On Tue, Jul 25, 2023 at 06:49:45AM -0400, Joel Fernandes wrote:
Interesting series Valentin. Some high-level question/comments on this one:
On Jul 20, 2023, at 12:34 PM, Valentin Schneider vschneid@redhat.com wrote:
text_poke_bp_batch() sends IPIs to all online CPUs to synchronize them vs the newly patched instruction. CPUs that are executing in userspace do not need this synchronization to happen immediately, and this is actually harmful interference for NOHZ_FULL CPUs.
Does the amount of harm not correspond to practical frequency of text_poke? How often does instruction patching really happen? If it is very infrequent then I am not sure if it is that harmful.
Well, it can happen quite a bit, also from things people would not typically 'expect' it.
For instance, the moment you create the first per-task perf event we frob some jump-labels (and again some second after the last one goes away).
The same for a bunch of runtime network configurations.

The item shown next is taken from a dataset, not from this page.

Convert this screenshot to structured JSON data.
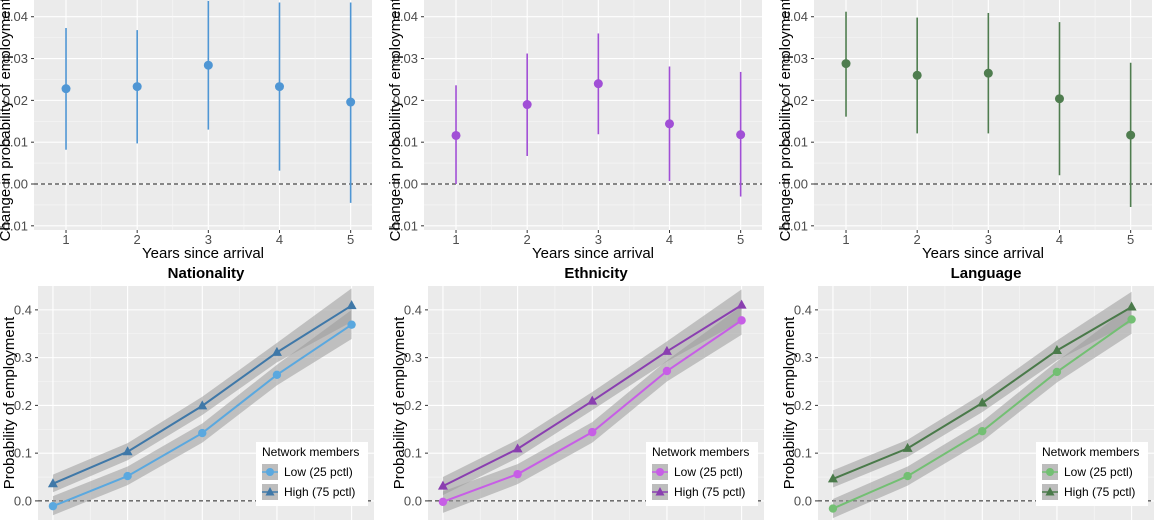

As the synchronization IPIs are sent using a blocking call, returning from text_poke_bp_batch() implies all CPUs will observe the patched instruction(s), and this should be preserved even if the IPI is deferred. In other words, to safely defer this synchronization, any kernel instruction leading to the execution of the deferred instruction sync (ct_work_flush()) must *not* be mutable (patchable) at runtime.
If it is not infrequent, then are you handling the case where userland spends multiple seconds before entering the kernel, and all this while the blocking call waits? Perhaps in such situation you want the real IPI to be sent out instead of the deferred one?
Please re-read what Valentin wrote -- nobody is waiting on anything.